Si la réponse est positive, il est procédé dans le plus court délai possible à un prélèvement sanguin dans les conditions fixées au II. »


Comme vu précédemment, Monsieur A. s’est réservé, à la suite du prélèvement salivaire effectué, la possibilité de demander un examen technique ou une expertise, en cochant la case dédiée sur le formulaire d'information.


Dès lors, en application de l’article R.235-6 alinéa 3 du Code de la route, il aurait dû être procédé immédiatement à un prélèvement sanguin.


Par ailleurs, selon les termes de l’article R.235-9 du Code de la route, l’OPJ aurait dû, après avoir soumis Monsieur A. à un prélèvement sanguin, adresser les deux échantillons prélevés à un laboratoire, lequel aurait dû conserver un des deux tubes « en vue d’une demande éventuelle d’un expertise technique ou d’une expertise ».

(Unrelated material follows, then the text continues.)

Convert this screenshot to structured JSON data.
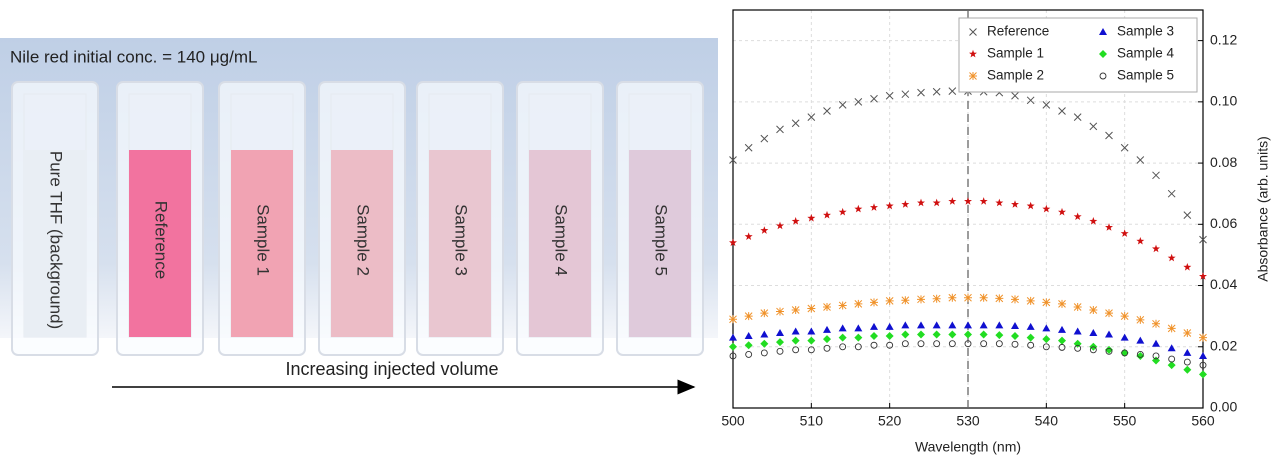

Dans ce dossier, aucun prélèvement sanguin n’a été effectué.


Nous avons donc indiqué au Tribunal que quand bien même le Procureur de la République aurait pris en compte la demande d’expertise formée le 29 novembre, celle-ci n’aurait pas pu être réalisée, en l’absence de prélèvement sanguin effectué au moment du contrôle sur la personne de Monsieur A.


En l’absence de prélèvement sanguin effectué dans le respect des dispositions susvisées, aucune expertise ni aucun examen technique n’aurait pu être réalisé, faisant nécessairement grief au prévenu qui n’aurait en tout état de cause pas pu matériellement bénéficier de cette expertise.


Ainsi, la nullité de la procédure a été soulevée, et prononcée par le Tribunal, pour ce motif.


Monsieur A. n'a donc pas été condamné pour l'infraction de conduite d'un véhicule après avoir fait usage de stupéfiants, parce que la procédure était entachée d'irrégularité.


Quelques conseils en cas de contrôle routier et de recherche de l'usage de produits stupéfiants


En cas de contrôle routier, si les forces de l'ordre souhaitent vous soumettre au dépistage de l'usage de produits stupéfiants, il est dans un premier temps impératif d'accepter ce dépistage, au risque de se voir reprocher l'infraction prévue à l'article L. 235-3 du Code de la route, qui dispose :


"I.-Le fait de refuser de se soumettre aux vérifications prévues par l'article L. 235-2 est puni de deux ans d'emprisonnement et de 4 500 euros d'amende.

II.-Toute personne coupable de ce délit encourt également les peines complémentaires suivantes :

1° La suspension pour une durée de trois ans au plus du permis de conduire ; cette suspension ne peut pas être limitée à la conduite en dehors de l'activité professionnelle ; elle ne peut être assortie du sursis, même partiellement ;

2° L'annulation du permis de conduire avec interdiction de solliciter la délivrance d'un nouveau permis pendant trois ans au plus ;

3° La peine de travail d'intérêt général selon les modalités prévues à l'article 131-8 du code pénal et selon les conditions prévues aux articles 131-22 à 131-24 du même code et à l'article L. 122-1 du code de la justice pénale des mineurs ;

4° La peine de jours-amende dans les conditions fixées aux articles 131-5 et 131-25 du code pénal ;

5° L'interdiction de conduire certains véhicules terrestres à moteur, y compris ceux pour la conduite desquels le permis de conduire n'est pas exigé, pour une durée de cinq ans au plus ;

6° L'obligation d'accomplir, à ses frais, un stage de sensibilisation à la sécurité routière ;

7° L'obligation d'accomplir, à ses frais, un stage de sensibilisation aux dangers de l'usage de produits stupéfiants ;

8° La confiscation du véhicule dont le condamné s'est servi pour commettre l'infraction, s'il en est le propriétaire.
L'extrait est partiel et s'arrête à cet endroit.